C Lie 1, M Dafotakis 1, S Behrens 1, G.R Fink 1
  • 1Julich, Aachen

Background: It is yet unclear whether cognitive dysfunction in Parkinson's disease is caused mainly by striatal dysfunction, altered striatocortical outflow or prefrontal dysfunction. Reports on dopaminergic modulation of cognitive functions in these patients are conflicting. We used fMRI to investigate the neural basis of impaired executive functions in medicated Parkinson's disease patients.

Methods: 12 patients (duration of illness: 5.9 +/- 3.8 years, Hoehn and Yahr stage: 2 +/- 1) and 12 age, sex and handedness matched control subjects (mean age 61 +/- 7 years) were studied using fMRI. Dementia and depression were excluded and patients under regular anti-parkinsonian medication. We used a computerised version of the Wisconsin-Card Sorting Test (WCST): a stimulus card had to be assigned to 1 of 4 reference cards by button press (sorting dimension: color, form, or number). 3 different conditions with step-wise reduction of task demands (A>B>C) were contrasted versus baseline (bl). SPM2 was used for data processing and analysis, group-analysis based on a random effects model (uncorrected p<0.001). Performance measures were number of errors, error types, reaction times and the number of dimensions achieved.

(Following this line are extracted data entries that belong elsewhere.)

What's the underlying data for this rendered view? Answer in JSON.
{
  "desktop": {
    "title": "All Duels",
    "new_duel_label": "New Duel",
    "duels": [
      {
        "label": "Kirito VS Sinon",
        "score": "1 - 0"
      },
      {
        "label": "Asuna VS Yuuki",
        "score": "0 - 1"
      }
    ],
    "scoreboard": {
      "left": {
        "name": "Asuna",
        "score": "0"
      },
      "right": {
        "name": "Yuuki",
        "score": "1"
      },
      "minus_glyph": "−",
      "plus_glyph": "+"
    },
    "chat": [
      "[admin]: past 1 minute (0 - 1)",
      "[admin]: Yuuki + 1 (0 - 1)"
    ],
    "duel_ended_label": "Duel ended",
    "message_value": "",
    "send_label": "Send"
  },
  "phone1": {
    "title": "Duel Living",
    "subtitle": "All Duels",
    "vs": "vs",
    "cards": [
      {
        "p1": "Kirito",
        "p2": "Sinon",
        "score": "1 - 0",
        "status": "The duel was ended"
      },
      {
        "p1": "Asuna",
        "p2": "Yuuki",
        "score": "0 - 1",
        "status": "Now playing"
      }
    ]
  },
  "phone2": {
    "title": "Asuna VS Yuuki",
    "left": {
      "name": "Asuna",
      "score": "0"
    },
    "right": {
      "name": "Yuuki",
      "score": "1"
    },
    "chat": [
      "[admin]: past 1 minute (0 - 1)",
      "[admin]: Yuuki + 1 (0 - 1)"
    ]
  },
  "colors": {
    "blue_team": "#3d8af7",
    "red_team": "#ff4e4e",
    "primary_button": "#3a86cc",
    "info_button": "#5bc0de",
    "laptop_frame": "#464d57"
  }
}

Results: Patients showed more perseverative errors (p<0.062), and achieved significantly fewer dimensions compared to controls (p<0.03), indicating set-shifting deficits. Simple working memory operations were intact. fMRI-data showed the network underlying the performance of the WCST (A-bl), consisting in bilateral activations of frontoparietal regions. With decreasing task demands (A>B>C), control subjects showed a successive reduction of activation mainly in right lateral and mesial prefrontal cortex, while patients showed a failure in 'economising' the cortical response, which was associated with altered pallidal activation.

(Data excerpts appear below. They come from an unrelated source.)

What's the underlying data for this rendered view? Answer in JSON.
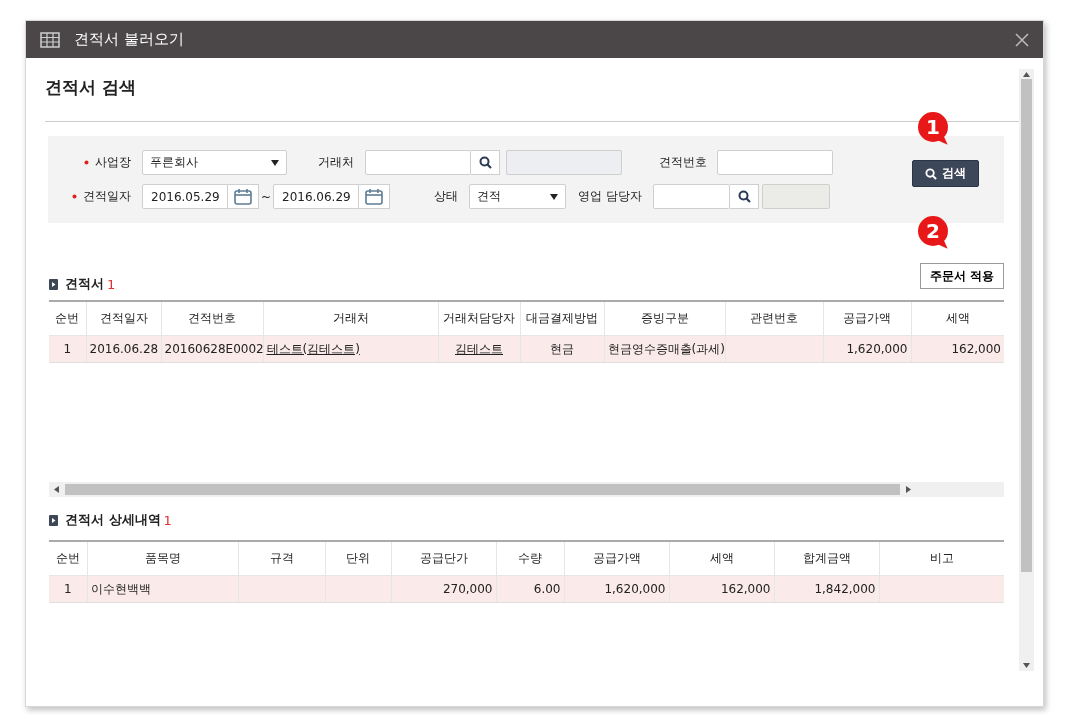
{
  "dialog": {
    "title": "견적서 불러오기"
  },
  "heading": "견적서 검색",
  "search": {
    "business": {
      "label": "사업장",
      "required": true,
      "value": "푸른회사"
    },
    "client": {
      "label": "거래처"
    },
    "quote_no": {
      "label": "견적번호"
    },
    "date": {
      "label": "견적일자",
      "required": true,
      "from": "2016.05.29",
      "separator": "~",
      "to": "2016.06.29"
    },
    "status": {
      "label": "상태",
      "value": "견적"
    },
    "sales_rep": {
      "label": "영업 담당자"
    },
    "search_button": "검색"
  },
  "callouts": [
    "1",
    "2"
  ],
  "apply_button": "주문서 적용",
  "quotes": {
    "title": "견적서",
    "count": "1",
    "columns": [
      {
        "label": "순번",
        "kind": "center"
      },
      {
        "label": "견적일자",
        "kind": "center"
      },
      {
        "label": "견적번호",
        "kind": "center"
      },
      {
        "label": "거래처",
        "kind": "link"
      },
      {
        "label": "거래처담당자",
        "kind": "center_link"
      },
      {
        "label": "대금결제방법",
        "kind": "center"
      },
      {
        "label": "증빙구분",
        "kind": "center"
      },
      {
        "label": "관련번호",
        "kind": "center"
      },
      {
        "label": "공급가액",
        "kind": "number"
      },
      {
        "label": "세액",
        "kind": "number"
      }
    ],
    "rows": [
      {
        "selected": true,
        "cells": [
          "1",
          "2016.06.28",
          "20160628E0002",
          "테스트(김테스트)",
          "김테스트",
          "현금",
          "현금영수증매출(과세)",
          null,
          "1,620,000",
          "162,000"
        ]
      }
    ]
  },
  "details": {
    "title": "견적서 상세내역",
    "count": "1",
    "columns": [
      {
        "label": "순번",
        "kind": "center"
      },
      {
        "label": "품목명",
        "kind": "text"
      },
      {
        "label": "규격",
        "kind": "center"
      },
      {
        "label": "단위",
        "kind": "center"
      },
      {
        "label": "공급단가",
        "kind": "number"
      },
      {
        "label": "수량",
        "kind": "number"
      },
      {
        "label": "공급가액",
        "kind": "number"
      },
      {
        "label": "세액",
        "kind": "number"
      },
      {
        "label": "합계금액",
        "kind": "number"
      },
      {
        "label": "비고",
        "kind": "center"
      }
    ],
    "rows": [
      {
        "selected": true,
        "cells": [
          "1",
          "이수현백백",
          null,
          null,
          "270,000",
          "6.00",
          "1,620,000",
          "162,000",
          "1,842,000",
          null
        ]
      }
    ]
  }
}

Group-comparison (condition A) showed significant hypoactivation of right inferior frontal cortex (s. fig. 1) in the patient group. Right inferior frontal cortex has previously been related to inhibitory functions. Dysfunction of this region may underlie set-shifting deficits due to the failure to inhibit a once acquired response pattern.

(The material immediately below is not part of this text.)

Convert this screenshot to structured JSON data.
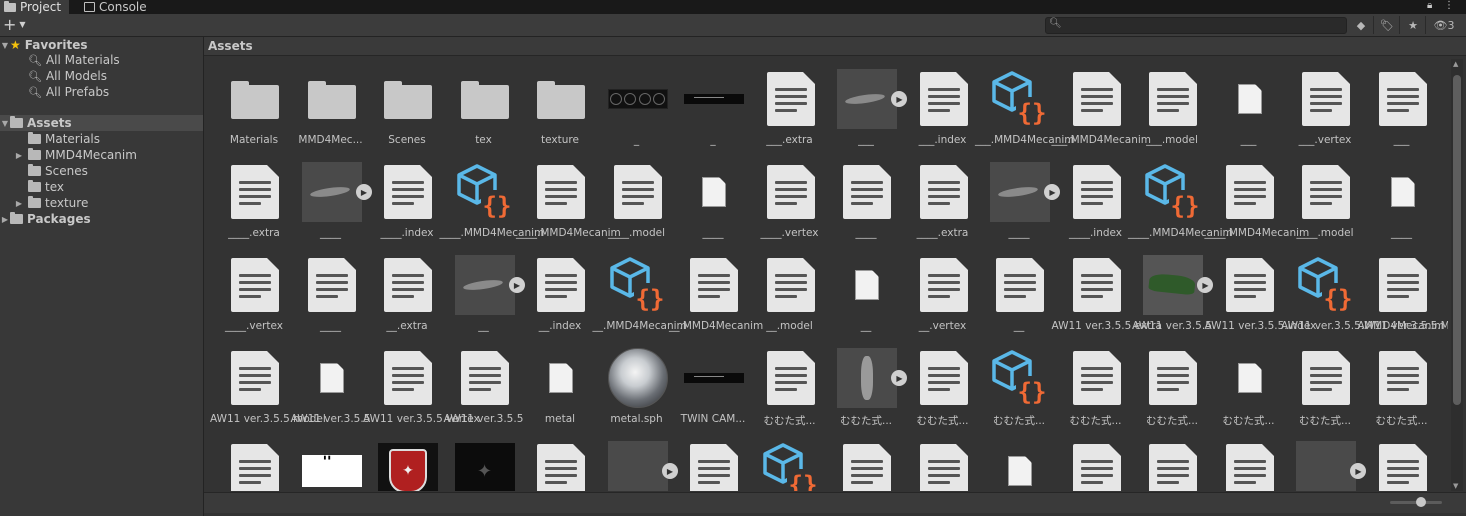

Conclusion: Hypoactivation in right inferior frontal cortex may underlie set-shifting deficits in Parkinson's disease and may be less responsive to dopaminergic therapy than working memory functions. This suggests that selective cognitive functions may be differentially modulated by dopaminergic therapy.

Figure 1: Group comparison of controls>patients for condition A. Patients show significant hypoactivation in right inferior frontal cortex. Plotted are the mean percent signal changes (blue: patients, violet. controls) across condition. Random effects model, pu <0.001.